In all seriousness, if they weren't going to fire him back when all this started, they are certainly moving that direction now. And so I listen to Annoying Co-Worker trash-talk the place I work, which just incidentally I really like in spite of its weirdness, and wonder what in hell to say. Besides "Shut up, already!!" which isn't exactly polite. It bothers me because I really don't have any complaints. Most of the things he says about The Firm are true, but they don't bother me. Why? I don't know. They just don't. Maybe because I have simply Accepted Reality and he hasn't. Not everybody is cut out for every kind of job, and this may just not be his.

Here's the part that does bother me, though. Talking to him reminds me of talking to myself about ten years ago. I remember being at least that stubborn, that pigheaded, that quick to pick fights I couldn't win with managerial types who were in positions of legitimate authority. I remember doing some pretty damned outrageous things, and why I didn't get fired for half of them, I have no idea. I must have really been a good worker because honestly, I was out there. Maybe that's the reason I quit trying to help. I came into the situation with unclean hands, as it were. But, one might point out, I grew out of it. (The meds sure helped. So did the Buddhism; for one thing, I no longer drag my bad moods to work with me and dump them on other people. Buddhists consider that kind of behavior to be the height of rudeness. Would that everyone else thought likewise.)
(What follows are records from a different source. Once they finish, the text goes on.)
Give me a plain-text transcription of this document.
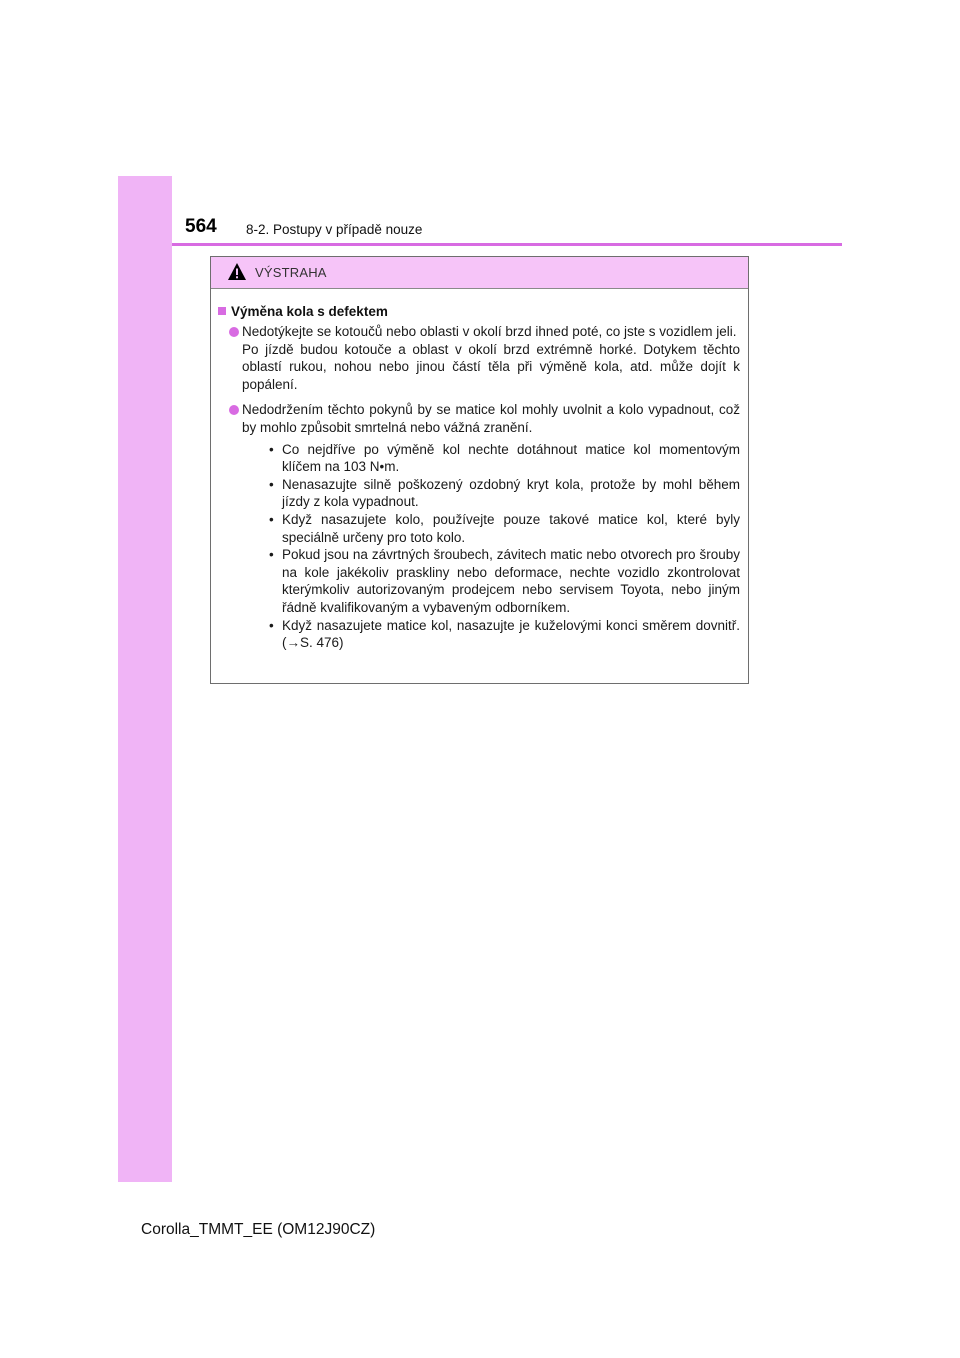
564 8-2. Postupy v případě nouze
VÝSTRAHA
Výměna kola s defektem

Nedotýkejte se kotoučů nebo oblasti v okolí brzd ihned poté, co jste s vozidlem jeli.

Po jízdě budou kotouče a oblast v okolí brzd extrémně horké. Dotykem těchto oblastí rukou, nohou nebo jinou částí těla při výměně kola, atd. může dojít k popálení.

Nedodržením těchto pokynů by se matice kol mohly uvolnit a kolo vypadnout, což by mohlo způsobit smrtelná nebo vážná zranění.

• Co nejdříve po výměně kol nechte dotáhnout matice kol momentovým klíčem na 103 N•m.

• Nenasazujte silně poškozený ozdobný kryt kola, protože by mohl během jízdy z kola vypadnout.

• Když nasazujete kolo, používejte pouze takové matice kol, které byly speciálně určeny pro toto kolo.

• Pokud jsou na závrtných šroubech, závitech matic nebo otvorech pro šrouby na kole jakékoliv praskliny nebo deformace, nechte vozidlo zkontrolovat kterýmkoliv autorizovaným prodejcem nebo servisem Toyota, nebo jiným řádně kvalifikovaným a vybaveným odborníkem.

• Když nasazujete matice kol, nasazujte je kuželovými konci směrem dovnitř. (→S. 476)

Corolla_TMMT_EE (OM12J90CZ)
So maybe he'll grow out of it. Maybe it's just a phase. Maybe. Possibly. Except that I'm 41 and he's 53.

Book o'the Decade Alert! I started Mockingjay, Part Three of the Hunger Games series, last night. Part two, Catching Fire, ends on one hell of a cliffhanger. It would not hurt to have Mockingjay around as you wind down the last couple of chapters. I'm just sayin'.

*Mr. Burns is a fictional client. He did not get into a car accident, in which he was not injured, and we did not sue anyone on his behalf. He makes a darn handy cover for things that happen in real cases, though, which I'm not at liberty to discuss otherwise. Thanks, Burnsie.

2 comments:

Cele said...

Oh mi gosh that was a perfect post for the topic. I kept wanting to say, "Breathe Jen, breathe." Hmmm, now I have to figure out what I'm going to write. It may take a day or two. How's the racoon?

Jen said...

Apparently still has a healthy appetite, judging by the amount of vanishing cat food. Otherwise haven't seen her. Or caught her for that matter.

Ironically my asthma has been kicking my butt lately. So "breathe, Jen, breathe" in the literal sense. Wheeze. Wheeze.